Custom rsync Options

Each target can have custom rsync options. The default is ["-av", "--size-only"]:

sync:
pdbj:
source: "data.pdbj.org::ftp_data/structures/divided/mmCIF/"
dest: ${DATA_DIR}/data/structures/divided/mmCIF/
options: ["-av", "--delete", "--size-only"] # add --delete to remove stale files
vrpt:
source: "data.pdbj.org::ftp/validation_reports/"
dest: ${DATA_DIR}/validation_reports/
options: ["-av", "--size-only", "--include=*/", "--include=*_validation.cif.gz", "--exclude=*"]

CLI Options

OptionShortDescription
--config-cPath to config file (default: config.yml)
--dry-run-nShow what would be synced without downloading

Disk Space Considerations

The full PDBj dataset is large.
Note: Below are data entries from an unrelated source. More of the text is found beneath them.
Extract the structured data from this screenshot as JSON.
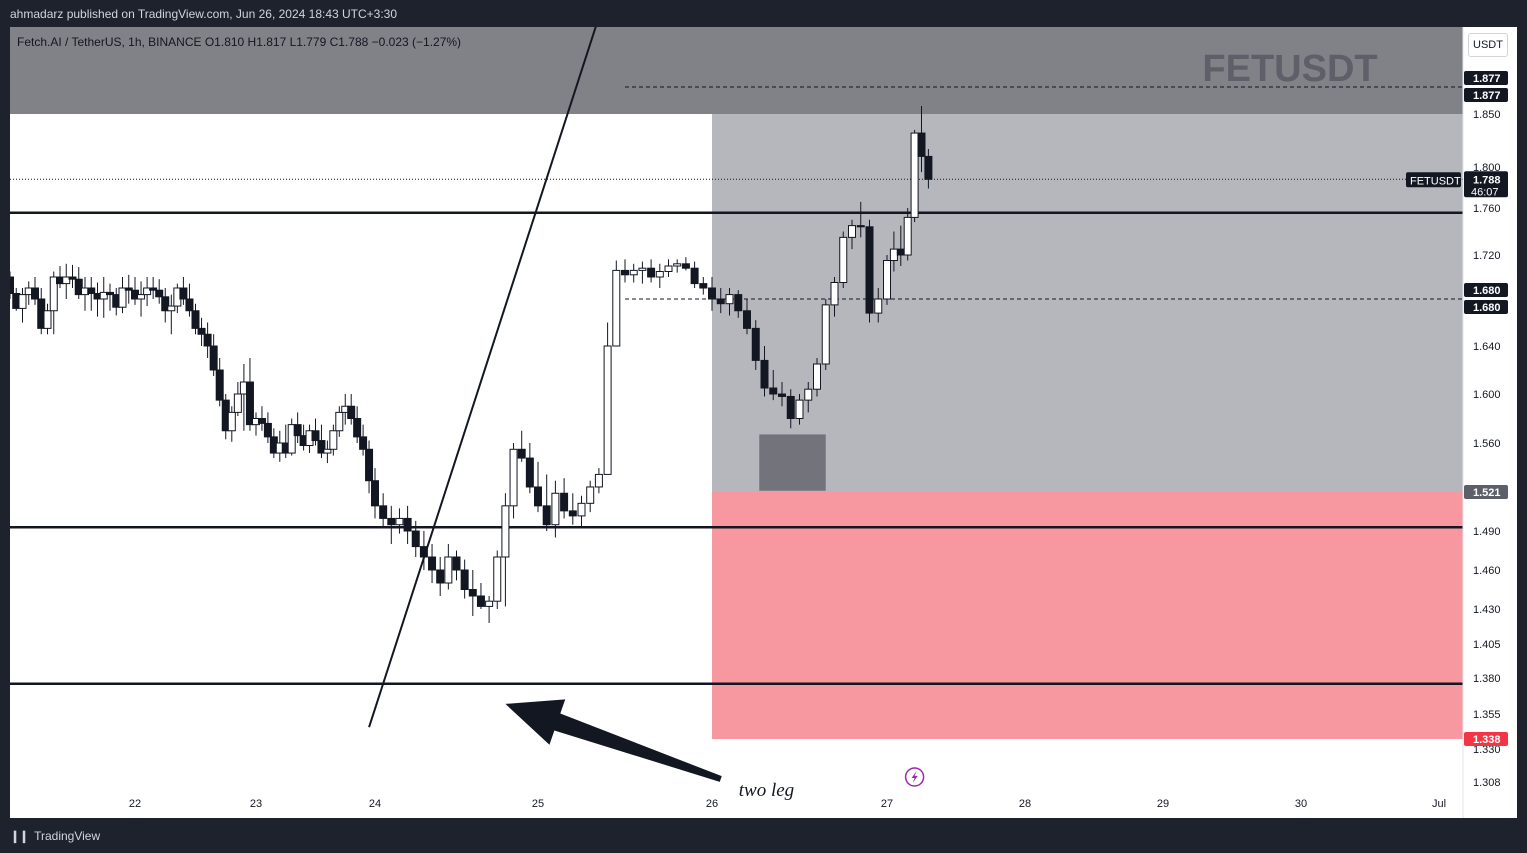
{
  "header": {
    "publisher_line": "ahmadarz published on TradingView.com, Jun 26, 2024 18:43 UTC+3:30"
  },
  "footer": {
    "brand": "TradingView",
    "logo_icon": "tradingview-logo-icon"
  },
  "chart_data": {
    "type": "candlestick",
    "symbol_line": "Fetch.AI / TetherUS, 1h, BINANCE  O1.810  H1.817  L1.779  C1.788  −0.023 (−1.27%)",
    "watermark": "FETUSDT",
    "currency_button": "USDT",
    "y_ticks": [
      1.85,
      1.8,
      1.76,
      1.72,
      1.64,
      1.6,
      1.56,
      1.49,
      1.46,
      1.43,
      1.405,
      1.38,
      1.355,
      1.33,
      1.308
    ],
    "y_tick_labels": [
      "1.850",
      "1.800",
      "1.760",
      "1.720",
      "1.640",
      "1.600",
      "1.560",
      "1.490",
      "1.460",
      "1.430",
      "1.405",
      "1.380",
      "1.355",
      "1.330",
      "1.308"
    ],
    "x_ticks": [
      {
        "label": "22",
        "x": 21.6
      },
      {
        "label": "23",
        "x": 22.6
      },
      {
        "label": "24",
        "x": 23.6
      },
      {
        "label": "25",
        "x": 24.6
      },
      {
        "label": "26",
        "x": 25.6
      },
      {
        "label": "27",
        "x": 26.6
      },
      {
        "label": "28",
        "x": 27.6
      },
      {
        "label": "29",
        "x": 28.6
      },
      {
        "label": "30",
        "x": 29.6
      },
      {
        "label": "Jul",
        "x": 30.6
      }
    ],
    "last_price": {
      "symbol": "FETUSDT",
      "price": "1.788",
      "countdown": "46:07",
      "value": 1.788
    },
    "price_tags": [
      {
        "label": "1.877",
        "value": 1.877,
        "style": "dark"
      },
      {
        "label": "1.877",
        "value": 1.877,
        "style": "dark"
      },
      {
        "label": "1.680",
        "value": 1.68,
        "style": "dark"
      },
      {
        "label": "1.680",
        "value": 1.68,
        "style": "dark"
      },
      {
        "label": "1.521",
        "value": 1.521,
        "style": "gray"
      },
      {
        "label": "1.338",
        "value": 1.338,
        "style": "red"
      }
    ],
    "horizontal_lines": [
      1.756,
      1.493,
      1.376
    ],
    "dashed_levels": [
      1.877,
      1.68
    ],
    "zones": [
      {
        "name": "upper-dark-zone",
        "x_from": 20.6,
        "x_to": 31.2,
        "y_from": 1.85,
        "y_to": 1.92,
        "color": "#808288"
      },
      {
        "name": "gray-zone",
        "x_from": 25.6,
        "x_to": 31.2,
        "y_from": 1.521,
        "y_to": 1.85,
        "color": "#b6b7bd"
      },
      {
        "name": "red-zone",
        "x_from": 25.6,
        "x_to": 31.2,
        "y_from": 1.338,
        "y_to": 1.521,
        "color": "#f7979f"
      },
      {
        "name": "dark-box",
        "x_from": 25.87,
        "x_to": 26.25,
        "y_from": 1.522,
        "y_to": 1.567,
        "color": "#73747b"
      }
    ],
    "trendline": {
      "x1": 23.55,
      "y1": 1.346,
      "x2": 24.95,
      "y2": 1.95
    },
    "annotation": {
      "text": "two leg",
      "x": 25.6,
      "y": 1.31,
      "arrow_from": {
        "x": 25.65,
        "y": 1.31
      },
      "arrow_to": {
        "x": 24.4,
        "y": 1.362
      }
    },
    "lightning_icon": "lightning-icon",
    "candles": [
      [
        20.6,
        1.7,
        1.705,
        1.68,
        1.685
      ],
      [
        20.65,
        1.685,
        1.69,
        1.67,
        1.672
      ],
      [
        20.7,
        1.672,
        1.69,
        1.66,
        1.684
      ],
      [
        20.75,
        1.684,
        1.696,
        1.675,
        1.69
      ],
      [
        20.8,
        1.69,
        1.7,
        1.675,
        1.68
      ],
      [
        20.85,
        1.68,
        1.69,
        1.65,
        1.655
      ],
      [
        20.9,
        1.655,
        1.676,
        1.65,
        1.67
      ],
      [
        20.95,
        1.67,
        1.705,
        1.65,
        1.7
      ],
      [
        21.0,
        1.7,
        1.71,
        1.69,
        1.694
      ],
      [
        21.05,
        1.694,
        1.712,
        1.68,
        1.7
      ],
      [
        21.1,
        1.7,
        1.711,
        1.69,
        1.698
      ],
      [
        21.15,
        1.698,
        1.709,
        1.68,
        1.684
      ],
      [
        21.2,
        1.684,
        1.7,
        1.67,
        1.69
      ],
      [
        21.25,
        1.69,
        1.7,
        1.67,
        1.685
      ],
      [
        21.3,
        1.685,
        1.695,
        1.665,
        1.68
      ],
      [
        21.35,
        1.68,
        1.7,
        1.664,
        1.686
      ],
      [
        21.4,
        1.686,
        1.694,
        1.67,
        1.684
      ],
      [
        21.45,
        1.684,
        1.69,
        1.666,
        1.673
      ],
      [
        21.5,
        1.673,
        1.7,
        1.668,
        1.69
      ],
      [
        21.55,
        1.69,
        1.702,
        1.676,
        1.688
      ],
      [
        21.6,
        1.688,
        1.7,
        1.675,
        1.68
      ],
      [
        21.65,
        1.68,
        1.696,
        1.665,
        1.684
      ],
      [
        21.7,
        1.684,
        1.7,
        1.674,
        1.69
      ],
      [
        21.75,
        1.69,
        1.7,
        1.68,
        1.688
      ],
      [
        21.8,
        1.688,
        1.698,
        1.676,
        1.682
      ],
      [
        21.85,
        1.682,
        1.69,
        1.66,
        1.67
      ],
      [
        21.9,
        1.67,
        1.684,
        1.65,
        1.674
      ],
      [
        21.95,
        1.674,
        1.694,
        1.668,
        1.69
      ],
      [
        22.0,
        1.69,
        1.7,
        1.675,
        1.68
      ],
      [
        22.05,
        1.68,
        1.694,
        1.665,
        1.67
      ],
      [
        22.1,
        1.67,
        1.676,
        1.65,
        1.655
      ],
      [
        22.15,
        1.655,
        1.664,
        1.64,
        1.65
      ],
      [
        22.2,
        1.65,
        1.66,
        1.63,
        1.64
      ],
      [
        22.25,
        1.64,
        1.65,
        1.615,
        1.62
      ],
      [
        22.3,
        1.62,
        1.63,
        1.59,
        1.595
      ],
      [
        22.35,
        1.595,
        1.6,
        1.563,
        1.57
      ],
      [
        22.4,
        1.57,
        1.59,
        1.561,
        1.585
      ],
      [
        22.45,
        1.585,
        1.61,
        1.582,
        1.6
      ],
      [
        22.5,
        1.6,
        1.625,
        1.57,
        1.61
      ],
      [
        22.55,
        1.61,
        1.63,
        1.57,
        1.575
      ],
      [
        22.6,
        1.575,
        1.585,
        1.566,
        1.58
      ],
      [
        22.65,
        1.58,
        1.59,
        1.57,
        1.576
      ],
      [
        22.7,
        1.576,
        1.585,
        1.56,
        1.565
      ],
      [
        22.75,
        1.565,
        1.572,
        1.548,
        1.552
      ],
      [
        22.8,
        1.552,
        1.57,
        1.545,
        1.56
      ],
      [
        22.85,
        1.56,
        1.575,
        1.548,
        1.552
      ],
      [
        22.9,
        1.552,
        1.58,
        1.55,
        1.575
      ],
      [
        22.95,
        1.575,
        1.585,
        1.56,
        1.566
      ],
      [
        23.0,
        1.566,
        1.575,
        1.554,
        1.558
      ],
      [
        23.05,
        1.558,
        1.575,
        1.552,
        1.57
      ],
      [
        23.1,
        1.57,
        1.58,
        1.558,
        1.562
      ],
      [
        23.15,
        1.562,
        1.575,
        1.548,
        1.552
      ],
      [
        23.2,
        1.552,
        1.562,
        1.544,
        1.555
      ],
      [
        23.25,
        1.555,
        1.575,
        1.55,
        1.57
      ],
      [
        23.3,
        1.57,
        1.59,
        1.565,
        1.585
      ],
      [
        23.35,
        1.585,
        1.6,
        1.575,
        1.59
      ],
      [
        23.4,
        1.59,
        1.6,
        1.575,
        1.58
      ],
      [
        23.45,
        1.58,
        1.59,
        1.56,
        1.565
      ],
      [
        23.5,
        1.565,
        1.575,
        1.55,
        1.555
      ],
      [
        23.55,
        1.555,
        1.562,
        1.52,
        1.53
      ],
      [
        23.6,
        1.53,
        1.54,
        1.5,
        1.51
      ],
      [
        23.65,
        1.51,
        1.52,
        1.492,
        1.5
      ],
      [
        23.7,
        1.5,
        1.51,
        1.48,
        1.495
      ],
      [
        23.75,
        1.495,
        1.508,
        1.488,
        1.5
      ],
      [
        23.8,
        1.5,
        1.51,
        1.48,
        1.49
      ],
      [
        23.85,
        1.49,
        1.498,
        1.47,
        1.478
      ],
      [
        23.9,
        1.478,
        1.49,
        1.46,
        1.47
      ],
      [
        23.95,
        1.47,
        1.48,
        1.45,
        1.46
      ],
      [
        24.0,
        1.46,
        1.47,
        1.44,
        1.45
      ],
      [
        24.05,
        1.45,
        1.48,
        1.445,
        1.47
      ],
      [
        24.1,
        1.47,
        1.475,
        1.452,
        1.46
      ],
      [
        24.15,
        1.46,
        1.468,
        1.438,
        1.445
      ],
      [
        24.2,
        1.445,
        1.46,
        1.425,
        1.44
      ],
      [
        24.25,
        1.44,
        1.45,
        1.43,
        1.432
      ],
      [
        24.3,
        1.432,
        1.44,
        1.42,
        1.436
      ],
      [
        24.35,
        1.436,
        1.475,
        1.43,
        1.47
      ],
      [
        24.4,
        1.47,
        1.52,
        1.432,
        1.51
      ],
      [
        24.45,
        1.51,
        1.56,
        1.5,
        1.555
      ],
      [
        24.5,
        1.555,
        1.57,
        1.545,
        1.548
      ],
      [
        24.55,
        1.548,
        1.56,
        1.52,
        1.525
      ],
      [
        24.6,
        1.525,
        1.545,
        1.505,
        1.51
      ],
      [
        24.65,
        1.51,
        1.535,
        1.49,
        1.495
      ],
      [
        24.7,
        1.495,
        1.53,
        1.485,
        1.52
      ],
      [
        24.75,
        1.52,
        1.532,
        1.5,
        1.506
      ],
      [
        24.8,
        1.506,
        1.52,
        1.495,
        1.502
      ],
      [
        24.85,
        1.502,
        1.518,
        1.494,
        1.512
      ],
      [
        24.9,
        1.512,
        1.53,
        1.505,
        1.525
      ],
      [
        24.95,
        1.525,
        1.54,
        1.52,
        1.535
      ],
      [
        25.0,
        1.535,
        1.66,
        1.535,
        1.64
      ],
      [
        25.05,
        1.64,
        1.715,
        1.64,
        1.706
      ],
      [
        25.1,
        1.706,
        1.716,
        1.695,
        1.702
      ],
      [
        25.15,
        1.702,
        1.712,
        1.695,
        1.706
      ],
      [
        25.2,
        1.706,
        1.714,
        1.694,
        1.708
      ],
      [
        25.25,
        1.708,
        1.716,
        1.695,
        1.7
      ],
      [
        25.3,
        1.7,
        1.712,
        1.69,
        1.705
      ],
      [
        25.35,
        1.705,
        1.716,
        1.7,
        1.71
      ],
      [
        25.4,
        1.71,
        1.716,
        1.704,
        1.712
      ],
      [
        25.45,
        1.712,
        1.718,
        1.706,
        1.708
      ],
      [
        25.5,
        1.708,
        1.714,
        1.69,
        1.694
      ],
      [
        25.55,
        1.694,
        1.7,
        1.684,
        1.69
      ],
      [
        25.6,
        1.69,
        1.7,
        1.67,
        1.68
      ],
      [
        25.65,
        1.68,
        1.69,
        1.668,
        1.676
      ],
      [
        25.7,
        1.676,
        1.69,
        1.666,
        1.684
      ],
      [
        25.75,
        1.684,
        1.688,
        1.664,
        1.67
      ],
      [
        25.8,
        1.67,
        1.68,
        1.65,
        1.655
      ],
      [
        25.85,
        1.655,
        1.662,
        1.62,
        1.628
      ],
      [
        25.9,
        1.628,
        1.64,
        1.598,
        1.605
      ],
      [
        25.95,
        1.605,
        1.62,
        1.595,
        1.6
      ],
      [
        26.0,
        1.6,
        1.61,
        1.59,
        1.598
      ],
      [
        26.05,
        1.598,
        1.604,
        1.572,
        1.58
      ],
      [
        26.1,
        1.58,
        1.6,
        1.575,
        1.595
      ],
      [
        26.15,
        1.595,
        1.61,
        1.585,
        1.604
      ],
      [
        26.2,
        1.604,
        1.63,
        1.598,
        1.625
      ],
      [
        26.25,
        1.625,
        1.68,
        1.62,
        1.675
      ],
      [
        26.3,
        1.675,
        1.7,
        1.665,
        1.695
      ],
      [
        26.35,
        1.695,
        1.74,
        1.69,
        1.735
      ],
      [
        26.4,
        1.735,
        1.75,
        1.725,
        1.745
      ],
      [
        26.45,
        1.745,
        1.766,
        1.735,
        1.744
      ],
      [
        26.5,
        1.744,
        1.75,
        1.66,
        1.668
      ],
      [
        26.55,
        1.668,
        1.69,
        1.66,
        1.68
      ],
      [
        26.6,
        1.68,
        1.72,
        1.675,
        1.715
      ],
      [
        26.65,
        1.715,
        1.74,
        1.705,
        1.725
      ],
      [
        26.7,
        1.725,
        1.745,
        1.71,
        1.72
      ],
      [
        26.75,
        1.72,
        1.76,
        1.715,
        1.752
      ],
      [
        26.8,
        1.752,
        1.835,
        1.748,
        1.832
      ],
      [
        26.85,
        1.832,
        1.858,
        1.795,
        1.81
      ],
      [
        26.9,
        1.81,
        1.817,
        1.779,
        1.788
      ]
    ]
  }
}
Approximate sizes:

  • pdbj (mmCIF): ~100 GB (248k+ compressed files)
  • vrpt: ~50 GB
  • cc: ~1 GB (single compressed file)
  • contacts: ~10 GB
note

Start with a small subset using the update --limit flag before syncing the full dataset. You can sync specific targets incrementally as needed.